Figure S4: Isolated astrocytes show changes in Kir4.1 mRNA expression and changes in methylation patterns as early as 7DPSE. (A) qPCR analysis shows Kcnj10 transcripts are reduced in isolated astrocytes at 7 DPSE (WelchT_4.102=3.758, p=1.0189, n=3,5). (B) qPCR analysis shows Gfap transcripts are increased in isolated astrocytes at 7 DPSE (WelchT_4.024=3.101, p=0.0359, n=3,5). (C) Percent change in methylation normalized to sham animals is graphed (CpG Site 58 T₅=2.962, p=0.0314, n=3,4; CpG Site 66 T₄=3.104, p=0.0361, n=3,3;CpG Site 67 T₅=2.739, p=0.0408, n=3,4; CpG Site 69 T₅=5.466, p=0.0028, n=3,4; CpG Site 70 T₄=4.633, p=0.0098, n=3,3; CpG Site 71 T₄=5.663, p=0.0048, n=3,3; CpG Site 72 T₄=7.020, p=0.0022, n=3,3) Error bars represent S.E.M.

Supplement 5

Figure S5: Changes in methylation occur on Kir4.1 CpG island 1 and 3 sites following SCI. (A) Schematic of CpG island 1 of Kcnj10 gene is diagrammed with sites that undergo significant decreases in methylation denoted with an arrow. (B) Percent decrease in methylation normalized to sham animals is graphed (CpG Site 5 T₅=3.884, p=0.0116, n=3,4; CpG Site 46 T₅=4.164, p=0.0088, n=3,4; CpG Site 47 T₅=4.872, p=0.0046, n=3,4; CpG Site 51 T₅=7.263, p<0.001, n=3,4); maximal decrease (~20% decrease) occurs in CpG site 51. Error bars represent S.E.M. (C) Schematic of CpG island 3 of Kcnj10 gene is diagrammed with sites that undergo significant changes in methylation denoted with an arrow. (D) Percent increase in methylation normalized to mock animals is graphed.

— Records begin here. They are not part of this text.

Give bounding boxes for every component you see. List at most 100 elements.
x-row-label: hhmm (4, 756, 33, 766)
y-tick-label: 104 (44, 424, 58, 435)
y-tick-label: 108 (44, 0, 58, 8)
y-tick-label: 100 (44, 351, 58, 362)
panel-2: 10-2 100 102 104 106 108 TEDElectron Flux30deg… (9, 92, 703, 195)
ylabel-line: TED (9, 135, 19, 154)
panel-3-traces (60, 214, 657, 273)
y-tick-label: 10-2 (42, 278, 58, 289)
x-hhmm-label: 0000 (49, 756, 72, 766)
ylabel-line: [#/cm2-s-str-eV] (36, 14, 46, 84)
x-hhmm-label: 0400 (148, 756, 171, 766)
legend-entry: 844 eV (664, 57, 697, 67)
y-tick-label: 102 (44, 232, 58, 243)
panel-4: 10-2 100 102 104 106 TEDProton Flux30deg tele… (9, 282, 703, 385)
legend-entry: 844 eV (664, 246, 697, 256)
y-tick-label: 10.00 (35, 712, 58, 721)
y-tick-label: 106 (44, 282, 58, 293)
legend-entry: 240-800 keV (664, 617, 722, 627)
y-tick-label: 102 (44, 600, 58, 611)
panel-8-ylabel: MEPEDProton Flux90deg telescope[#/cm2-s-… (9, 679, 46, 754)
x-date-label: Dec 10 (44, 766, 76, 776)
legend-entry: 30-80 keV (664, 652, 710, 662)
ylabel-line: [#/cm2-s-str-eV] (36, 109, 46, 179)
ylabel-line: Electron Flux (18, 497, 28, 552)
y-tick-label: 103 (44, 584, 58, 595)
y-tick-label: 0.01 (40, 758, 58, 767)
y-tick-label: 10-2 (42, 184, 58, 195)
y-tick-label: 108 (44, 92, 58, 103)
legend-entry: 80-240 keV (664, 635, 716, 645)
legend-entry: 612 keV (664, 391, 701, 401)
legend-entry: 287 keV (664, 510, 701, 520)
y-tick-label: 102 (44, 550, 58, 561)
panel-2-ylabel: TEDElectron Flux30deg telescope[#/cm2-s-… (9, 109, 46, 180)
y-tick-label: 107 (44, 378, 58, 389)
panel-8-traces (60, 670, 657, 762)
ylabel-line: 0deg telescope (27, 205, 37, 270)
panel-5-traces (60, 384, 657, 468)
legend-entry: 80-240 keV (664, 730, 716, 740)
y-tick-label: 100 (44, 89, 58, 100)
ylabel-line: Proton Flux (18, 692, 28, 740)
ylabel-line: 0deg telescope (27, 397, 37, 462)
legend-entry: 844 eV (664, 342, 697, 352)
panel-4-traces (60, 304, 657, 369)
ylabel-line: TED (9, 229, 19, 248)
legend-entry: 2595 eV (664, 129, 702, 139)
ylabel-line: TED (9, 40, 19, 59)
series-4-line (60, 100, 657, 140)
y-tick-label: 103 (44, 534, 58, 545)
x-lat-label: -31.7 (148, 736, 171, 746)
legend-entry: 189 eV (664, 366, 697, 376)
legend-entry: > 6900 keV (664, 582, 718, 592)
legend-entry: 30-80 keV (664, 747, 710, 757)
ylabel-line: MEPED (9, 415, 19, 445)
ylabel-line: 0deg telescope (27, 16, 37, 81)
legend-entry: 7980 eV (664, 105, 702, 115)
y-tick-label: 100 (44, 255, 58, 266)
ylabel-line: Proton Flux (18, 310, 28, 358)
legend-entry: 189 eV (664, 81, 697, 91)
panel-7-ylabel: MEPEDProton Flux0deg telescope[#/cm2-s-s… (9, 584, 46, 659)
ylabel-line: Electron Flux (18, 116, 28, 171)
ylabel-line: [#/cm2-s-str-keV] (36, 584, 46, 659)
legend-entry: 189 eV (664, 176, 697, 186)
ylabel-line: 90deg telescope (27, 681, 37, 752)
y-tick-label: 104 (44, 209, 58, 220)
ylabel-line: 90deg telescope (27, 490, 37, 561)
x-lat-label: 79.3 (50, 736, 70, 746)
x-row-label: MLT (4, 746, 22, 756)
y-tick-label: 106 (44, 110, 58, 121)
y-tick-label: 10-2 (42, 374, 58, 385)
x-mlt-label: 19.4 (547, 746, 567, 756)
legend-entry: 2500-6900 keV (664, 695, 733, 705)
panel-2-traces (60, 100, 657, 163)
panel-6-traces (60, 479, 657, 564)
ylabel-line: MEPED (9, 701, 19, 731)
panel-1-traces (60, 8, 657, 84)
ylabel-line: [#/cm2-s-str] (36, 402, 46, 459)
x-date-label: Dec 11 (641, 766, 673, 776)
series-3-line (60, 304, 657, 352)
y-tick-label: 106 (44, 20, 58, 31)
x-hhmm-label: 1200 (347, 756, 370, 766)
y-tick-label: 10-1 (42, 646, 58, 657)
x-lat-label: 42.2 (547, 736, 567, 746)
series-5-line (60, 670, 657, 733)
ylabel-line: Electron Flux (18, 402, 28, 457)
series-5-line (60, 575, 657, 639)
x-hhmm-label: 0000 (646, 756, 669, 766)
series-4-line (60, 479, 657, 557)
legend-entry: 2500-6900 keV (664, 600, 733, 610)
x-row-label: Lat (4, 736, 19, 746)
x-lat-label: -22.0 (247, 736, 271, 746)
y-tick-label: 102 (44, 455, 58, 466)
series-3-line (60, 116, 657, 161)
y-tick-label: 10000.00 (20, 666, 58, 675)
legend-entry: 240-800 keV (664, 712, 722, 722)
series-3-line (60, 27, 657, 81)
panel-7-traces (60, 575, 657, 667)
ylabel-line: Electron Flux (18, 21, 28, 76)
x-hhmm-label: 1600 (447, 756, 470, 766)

Maximal increase in % methylation of CpG island 3 occurs at CpG sites 75–78 (~13–23% increase). (CpG Site 75 T₅=4.209, p=0.0084, n=3,4; CpG Site 76 T₅=6.513, p=0.0013, n=3,4; CpG Site 77 WelchT_2.179=4.114, p=0.0013, n=3,4; CpG Site 78 T₅=3.372, p=0.0198, n=3,4; CpG Site 79 T₅=3.122, p=0.0262, n=3,4; CpG Site 80 T₅=4.753, p=0.0051, n=3,4; CpG Site 81 T₅=5.126, p=0.0037, n=3,4; CpG Site 82 T₅=3.167, p=0.0249, n=3,4; CpG Site 83 T₅=2.821, p=0.0371, n=3,4; CpG Site 84 T₅=4.710, p=0.0053, n=3,4). Error bars represent S.E.M.

Key Points.

Kir4.1 mRNA and protein are chronically down regulated in the hippocampus after pilocarpine induced SE as well as in the spinal cord after SCI. Hypermethylation of CpG sites 66–72 corresponds with decreased expression of Kir4.1 in both injury models.